Breathing a heavy sigh, he leans back onto his bike and says,

“If you want to know what really happened with Jake meet me up on Lightning Ridge under our tree. I know what Eagle told you but that wasn’t the whole story. Even if I can never have you again, the least you can do is let me explain.”

“What do you mean that wasn’t the whole story?” I inquire, totally confused because from what I was told it was pretty cut and dry what happened all those years ago. It all made sense.. at least at the time it did.

Instead of answering me right away, he straddles his bike and starts the engine. The loud noise is deafening but I’m thankful that he’s leaving. Raising his voice he shouts,

“Lightning Ridge, this Saturday, 7pm!” Staring at me one last time, he backs out of the space and speeds away leaving me an emotionally confused mess. I watch him until I can no longer see the illumination of the reflectors on his bike and my nerves finally get the best of me. Sending up a silent “thank you” for the darkness, I let my tears flow hoping they will wash away the residual effects of his touch. I’m doing my best to regain control over my emotions but my hands are still shaking as I get intomy car, start the engine, and push the button to close the top. Backing out slowly, I take a deep breath and wonder what the whole truth is. I have no reason not to believe him but am I willing to meet with him to learn what really happened. It seems I have no choice and if I’m being honest his words allowed the smallest bud of hope to bloom within. Maybe what he has to say will set us free and give Gideon the peace he so desperately needs.

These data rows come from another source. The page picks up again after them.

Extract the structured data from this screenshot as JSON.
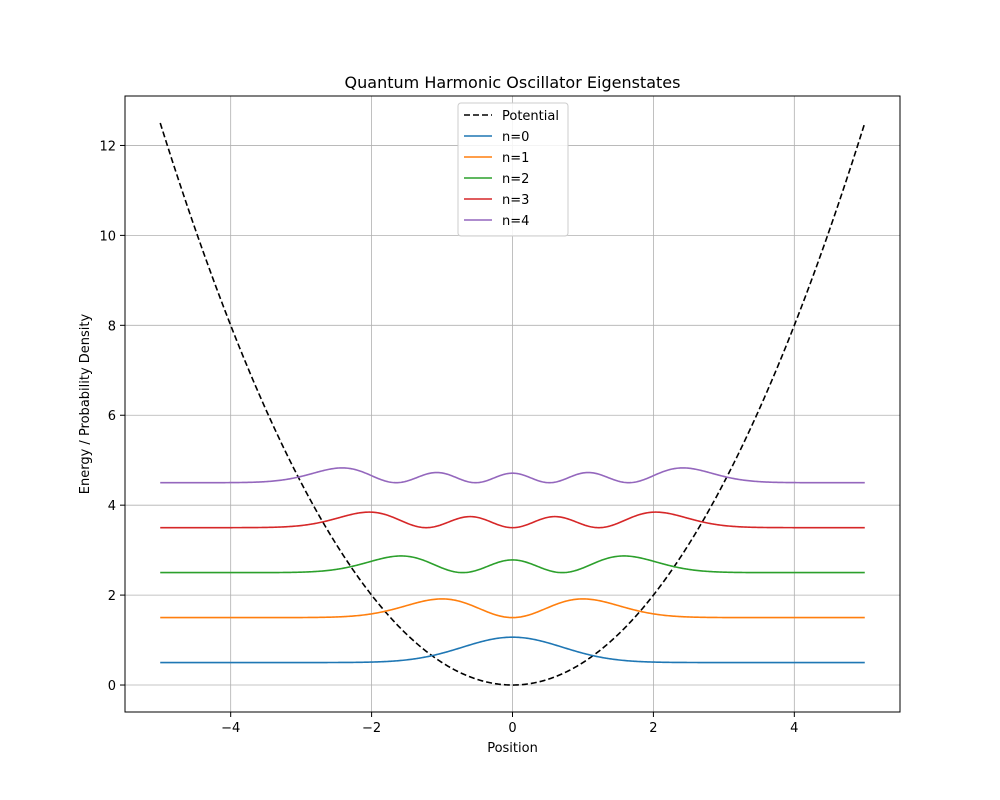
{
  "chart_data": {
    "type": "line",
    "title": "Quantum Harmonic Oscillator Eigenstates",
    "xlabel": "Position",
    "ylabel": "Energy / Probability Density",
    "xlim": [
      -5.5,
      5.5
    ],
    "ylim": [
      -0.6,
      13.1
    ],
    "x_ticks": [
      -4,
      -2,
      0,
      2,
      4
    ],
    "y_ticks": [
      0,
      2,
      4,
      6,
      8,
      10,
      12
    ],
    "grid": true,
    "legend_position": "top-center",
    "x_range": [
      -5,
      5
    ],
    "series": [
      {
        "name": "Potential",
        "color": "#000000",
        "dash": true,
        "formula": "V(x) = 0.5 x^2"
      },
      {
        "name": "n=0",
        "color": "#1f77b4",
        "baseline": 0.5
      },
      {
        "name": "n=1",
        "color": "#ff7f0e",
        "baseline": 1.5
      },
      {
        "name": "n=2",
        "color": "#2ca02c",
        "baseline": 2.5
      },
      {
        "name": "n=3",
        "color": "#d62728",
        "baseline": 3.5
      },
      {
        "name": "n=4",
        "color": "#9467bd",
        "baseline": 4.5
      }
    ]
  }
}
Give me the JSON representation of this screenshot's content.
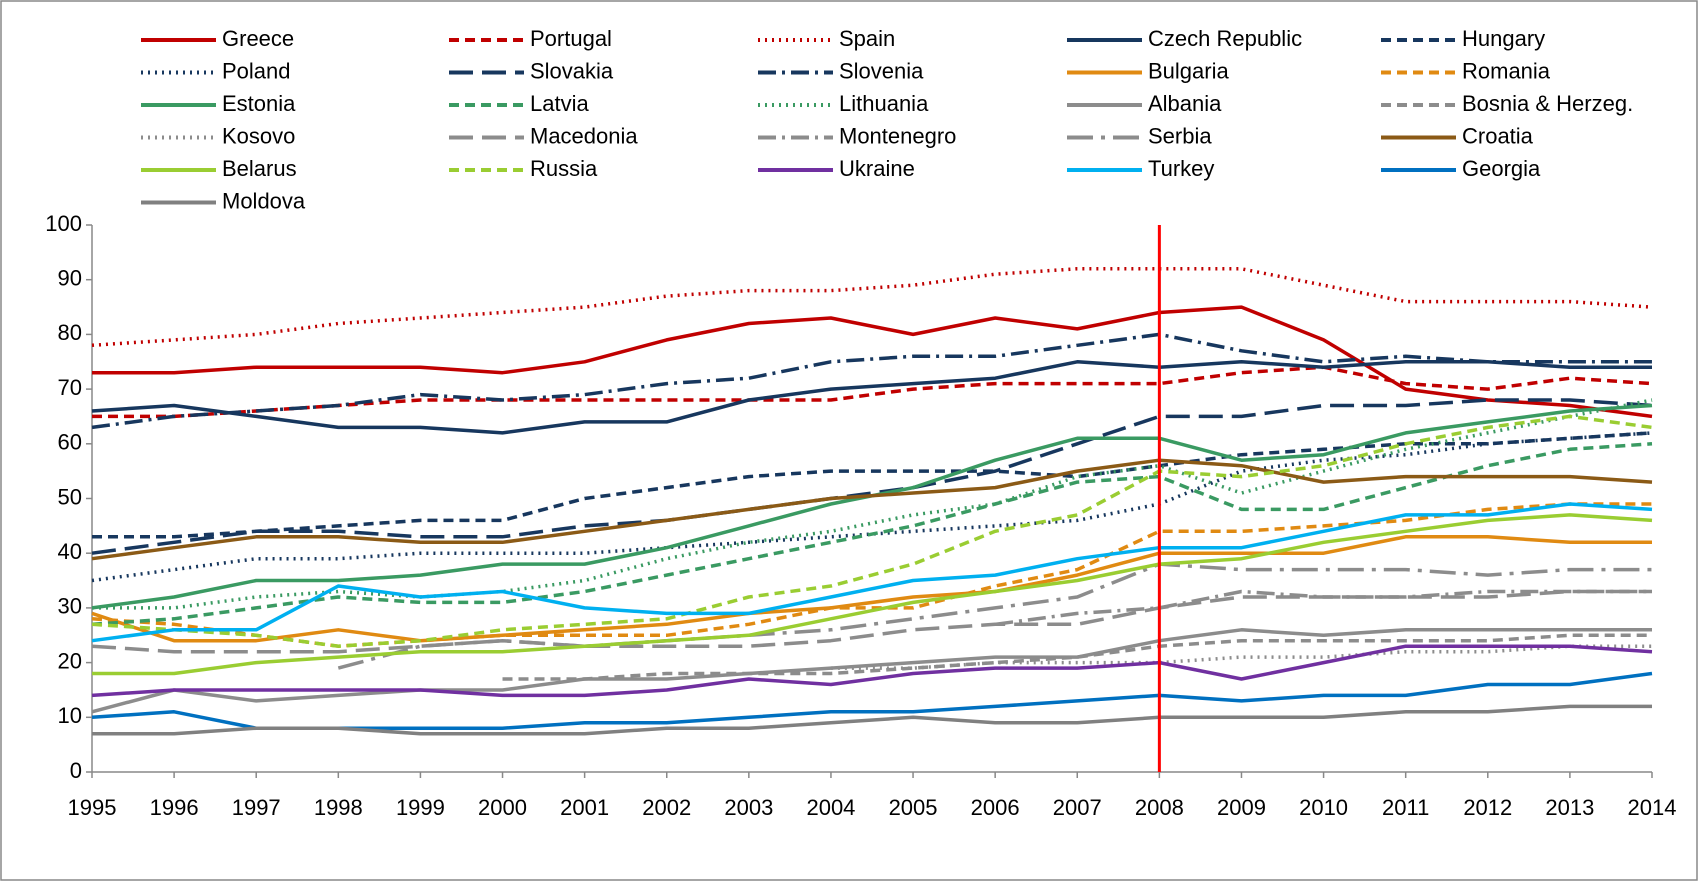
{
  "chart_data": {
    "type": "line",
    "categories": [
      "1995",
      "1996",
      "1997",
      "1998",
      "1999",
      "2000",
      "2001",
      "2002",
      "2003",
      "2004",
      "2005",
      "2006",
      "2007",
      "2008",
      "2009",
      "2010",
      "2011",
      "2012",
      "2013",
      "2014"
    ],
    "ylim": [
      0,
      100
    ],
    "yticks": [
      0,
      10,
      20,
      30,
      40,
      50,
      60,
      70,
      80,
      90,
      100
    ],
    "grid": false,
    "vline_at": 13,
    "vline_color": "#ff0000",
    "series": [
      {
        "name": "Greece",
        "color": "#c00000",
        "dash": "solid",
        "values": [
          73,
          73,
          74,
          74,
          74,
          73,
          75,
          79,
          82,
          83,
          80,
          83,
          81,
          84,
          85,
          79,
          70,
          68,
          67,
          65
        ]
      },
      {
        "name": "Portugal",
        "color": "#c00000",
        "dash": "dashed",
        "values": [
          65,
          65,
          66,
          67,
          68,
          68,
          68,
          68,
          68,
          68,
          70,
          71,
          71,
          71,
          73,
          74,
          71,
          70,
          72,
          71
        ]
      },
      {
        "name": "Spain",
        "color": "#c00000",
        "dash": "dotted",
        "values": [
          78,
          79,
          80,
          82,
          83,
          84,
          85,
          87,
          88,
          88,
          89,
          91,
          92,
          92,
          92,
          89,
          86,
          86,
          86,
          85
        ]
      },
      {
        "name": "Czech Republic",
        "color": "#17375e",
        "dash": "solid",
        "values": [
          66,
          67,
          65,
          63,
          63,
          62,
          64,
          64,
          68,
          70,
          71,
          72,
          75,
          74,
          75,
          74,
          75,
          75,
          74,
          74
        ]
      },
      {
        "name": "Hungary",
        "color": "#17375e",
        "dash": "dashed",
        "values": [
          43,
          43,
          44,
          45,
          46,
          46,
          50,
          52,
          54,
          55,
          55,
          55,
          54,
          56,
          58,
          59,
          60,
          60,
          61,
          62
        ]
      },
      {
        "name": "Poland",
        "color": "#17375e",
        "dash": "dotted",
        "values": [
          35,
          37,
          39,
          39,
          40,
          40,
          40,
          41,
          42,
          43,
          44,
          45,
          46,
          49,
          55,
          57,
          58,
          60,
          61,
          62
        ]
      },
      {
        "name": "Slovakia",
        "color": "#17375e",
        "dash": "longdash",
        "values": [
          40,
          42,
          44,
          44,
          43,
          43,
          45,
          46,
          48,
          50,
          52,
          55,
          60,
          65,
          65,
          67,
          67,
          68,
          68,
          67
        ]
      },
      {
        "name": "Slovenia",
        "color": "#17375e",
        "dash": "dashdot",
        "values": [
          63,
          65,
          66,
          67,
          69,
          68,
          69,
          71,
          72,
          75,
          76,
          76,
          78,
          80,
          77,
          75,
          76,
          75,
          75,
          75
        ]
      },
      {
        "name": "Bulgaria",
        "color": "#e08a12",
        "dash": "solid",
        "values": [
          29,
          24,
          24,
          26,
          24,
          25,
          26,
          27,
          29,
          30,
          32,
          33,
          36,
          40,
          40,
          40,
          43,
          43,
          42,
          42
        ]
      },
      {
        "name": "Romania",
        "color": "#e08a12",
        "dash": "dashed",
        "values": [
          28,
          27,
          25,
          23,
          24,
          25,
          25,
          25,
          27,
          30,
          30,
          34,
          37,
          44,
          44,
          45,
          46,
          48,
          49,
          49
        ]
      },
      {
        "name": "Estonia",
        "color": "#3a9a62",
        "dash": "solid",
        "values": [
          30,
          32,
          35,
          35,
          36,
          38,
          38,
          41,
          45,
          49,
          52,
          57,
          61,
          61,
          57,
          58,
          62,
          64,
          66,
          67
        ]
      },
      {
        "name": "Latvia",
        "color": "#3a9a62",
        "dash": "dashed",
        "values": [
          27,
          28,
          30,
          32,
          31,
          31,
          33,
          36,
          39,
          42,
          45,
          49,
          53,
          54,
          48,
          48,
          52,
          56,
          59,
          60
        ]
      },
      {
        "name": "Lithuania",
        "color": "#3a9a62",
        "dash": "dotted",
        "values": [
          30,
          30,
          32,
          33,
          32,
          33,
          35,
          39,
          42,
          44,
          47,
          49,
          54,
          56,
          51,
          55,
          59,
          62,
          65,
          68
        ]
      },
      {
        "name": "Albania",
        "color": "#8c8c8c",
        "dash": "solid",
        "values": [
          11,
          15,
          13,
          14,
          15,
          15,
          17,
          17,
          18,
          19,
          20,
          21,
          21,
          24,
          26,
          25,
          26,
          26,
          26,
          26
        ]
      },
      {
        "name": "Bosnia & Herzeg.",
        "color": "#8c8c8c",
        "dash": "dashed",
        "values": [
          null,
          null,
          null,
          null,
          null,
          17,
          17,
          18,
          18,
          18,
          19,
          20,
          21,
          23,
          24,
          24,
          24,
          24,
          25,
          25
        ]
      },
      {
        "name": "Kosovo",
        "color": "#8c8c8c",
        "dash": "dotted",
        "values": [
          null,
          null,
          null,
          null,
          null,
          null,
          null,
          null,
          null,
          19,
          19,
          20,
          20,
          20,
          21,
          21,
          22,
          22,
          23,
          23
        ]
      },
      {
        "name": "Macedonia",
        "color": "#8c8c8c",
        "dash": "longdash",
        "values": [
          23,
          22,
          22,
          22,
          23,
          24,
          23,
          23,
          23,
          24,
          26,
          27,
          27,
          30,
          32,
          32,
          32,
          32,
          33,
          33
        ]
      },
      {
        "name": "Montenegro",
        "color": "#8c8c8c",
        "dash": "dashdot",
        "values": [
          null,
          null,
          null,
          null,
          null,
          null,
          null,
          null,
          null,
          null,
          null,
          27,
          29,
          30,
          33,
          32,
          32,
          33,
          33,
          33
        ]
      },
      {
        "name": "Serbia",
        "color": "#8c8c8c",
        "dash": "longdashdot",
        "values": [
          null,
          null,
          null,
          19,
          23,
          24,
          23,
          24,
          25,
          26,
          28,
          30,
          32,
          38,
          37,
          37,
          37,
          36,
          37,
          37
        ]
      },
      {
        "name": "Croatia",
        "color": "#8b5a16",
        "dash": "solid",
        "values": [
          39,
          41,
          43,
          43,
          42,
          42,
          44,
          46,
          48,
          50,
          51,
          52,
          55,
          57,
          56,
          53,
          54,
          54,
          54,
          53
        ]
      },
      {
        "name": "Belarus",
        "color": "#9acd32",
        "dash": "solid",
        "values": [
          18,
          18,
          20,
          21,
          22,
          22,
          23,
          24,
          25,
          28,
          31,
          33,
          35,
          38,
          39,
          42,
          44,
          46,
          47,
          46
        ]
      },
      {
        "name": "Russia",
        "color": "#9acd32",
        "dash": "dashed",
        "values": [
          27,
          26,
          25,
          23,
          24,
          26,
          27,
          28,
          32,
          34,
          38,
          44,
          47,
          55,
          54,
          56,
          60,
          63,
          65,
          63
        ]
      },
      {
        "name": "Ukraine",
        "color": "#7030a0",
        "dash": "solid",
        "values": [
          14,
          15,
          15,
          15,
          15,
          14,
          14,
          15,
          17,
          16,
          18,
          19,
          19,
          20,
          17,
          20,
          23,
          23,
          23,
          22
        ]
      },
      {
        "name": "Turkey",
        "color": "#00b0f0",
        "dash": "solid",
        "values": [
          24,
          26,
          26,
          34,
          32,
          33,
          30,
          29,
          29,
          32,
          35,
          36,
          39,
          41,
          41,
          44,
          47,
          47,
          49,
          48
        ]
      },
      {
        "name": "Georgia",
        "color": "#0070c0",
        "dash": "solid",
        "values": [
          10,
          11,
          8,
          8,
          8,
          8,
          9,
          9,
          10,
          11,
          11,
          12,
          13,
          14,
          13,
          14,
          14,
          16,
          16,
          18
        ]
      },
      {
        "name": "Moldova",
        "color": "#808080",
        "dash": "solid",
        "values": [
          7,
          7,
          8,
          8,
          7,
          7,
          7,
          8,
          8,
          9,
          10,
          9,
          9,
          10,
          10,
          10,
          11,
          11,
          12,
          12
        ]
      }
    ]
  }
}
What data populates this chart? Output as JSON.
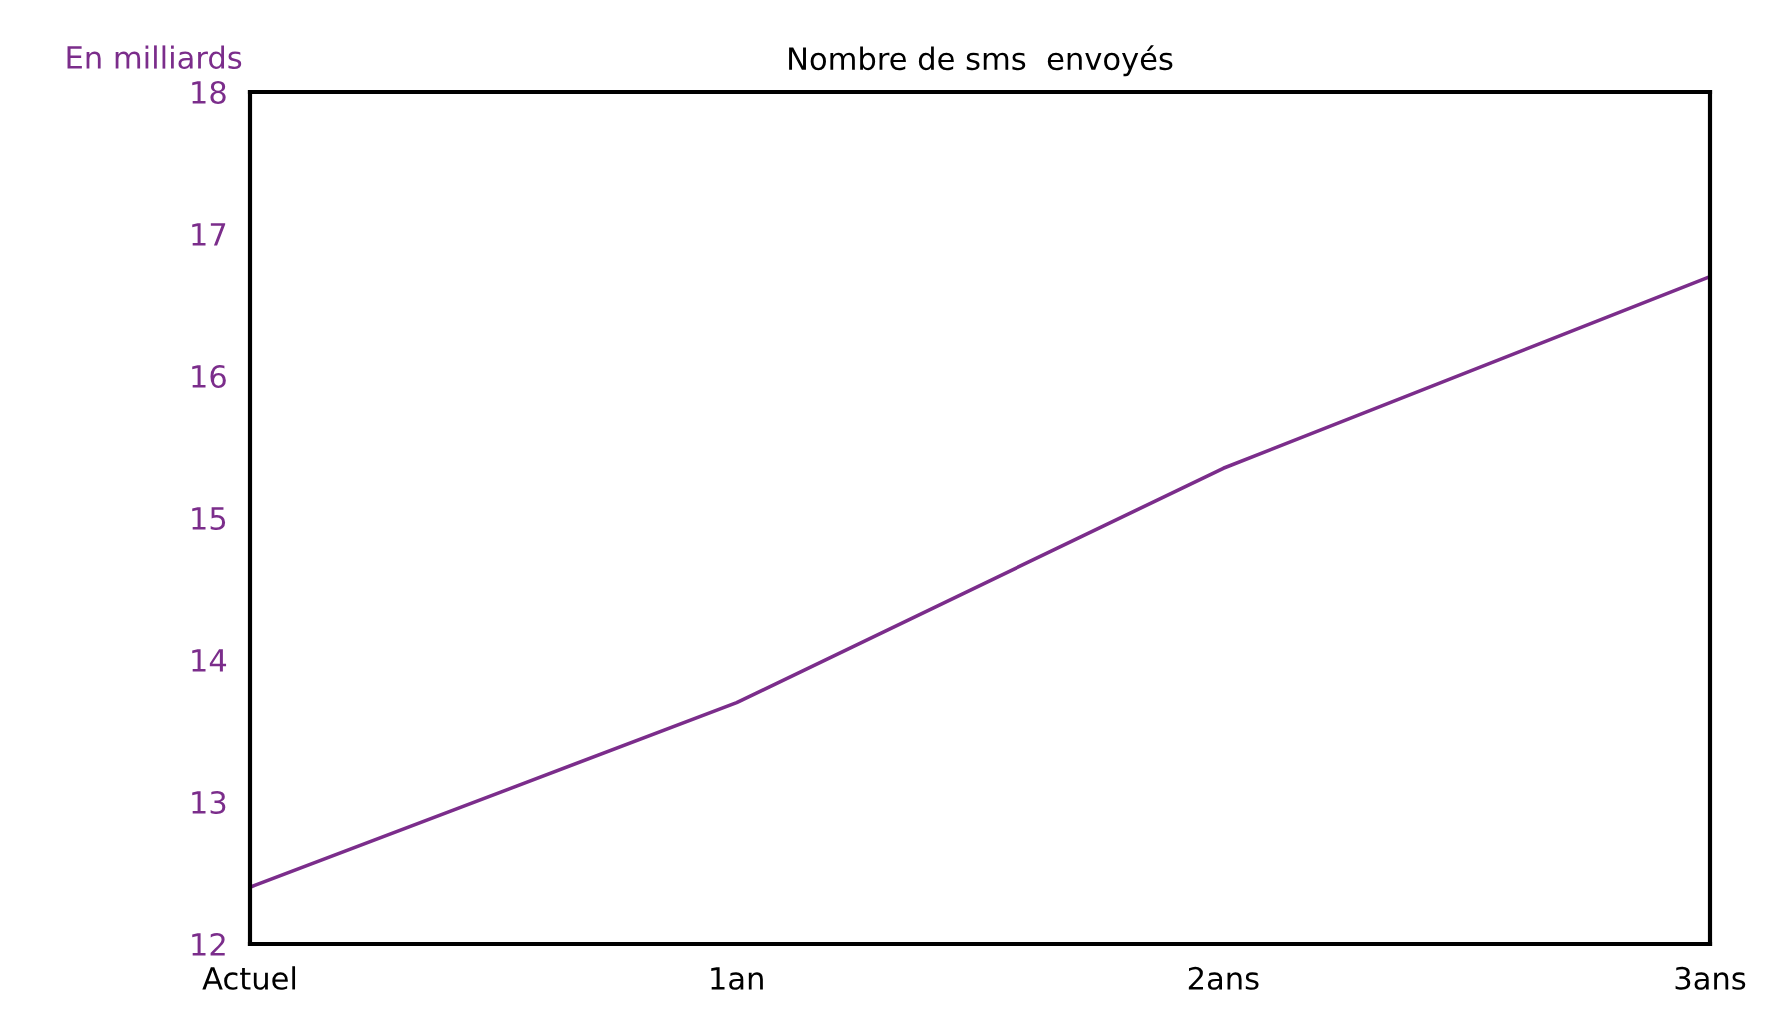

Fostering the idea that Micah and I could possibly make a life together is the most insane thing to ever imagine. Then again, if what I believed all these years isn’t the whole truth, who am I to deny the universe a chance to align in my favor. I owe it to myself to find out what really happened to Jake. Gideon deserves to know the truth so that he can let go of the anger he continues to hold onto. I know my son and I can see it in his eyes every time we’ve had to deal with anything concerning Franklin. He’s still hurt and angry at how his father had no regard for Jake’s life. Then for Franklin to kill himself before he could answer for his crimes was devastating. Even in death, he hurt his son by leaving him with a plethora of unanswered questions.

The more I think about Micah’s request to meet with him, the more I feel the need to because I myself have many unanswered questions. On the other hand how do I tell my son that Micah was once the love of my life and that, if things were different he would’ve been the man that I married? Would he understand? Probably not with the anger he’s holding onto. Between now and Saturday, I need to choose which path to take and as I drive home my body seems to have answered the question for me.

8

Micah

The ball is in Cami’s court. It’s up to her whether or not she wants to know the truth. It’s another part of the story that I’ve been holding onto for all these years. When I told Eagle about Jake being his biological father, that was just the tip of the iceberg. He believes that I watched as Jake was gunned down but the truth is I tried to stop it. Franklin was very persuasive and although he appeared to be an upstanding citizen of Iron Forge, he was the coldest son of a bitch you could ever meet. He fooled Cami and everyone else in that small town. No one knew that side of him but the Devils and unfortunately, Jake found out about the whole operation and paid the price with his life.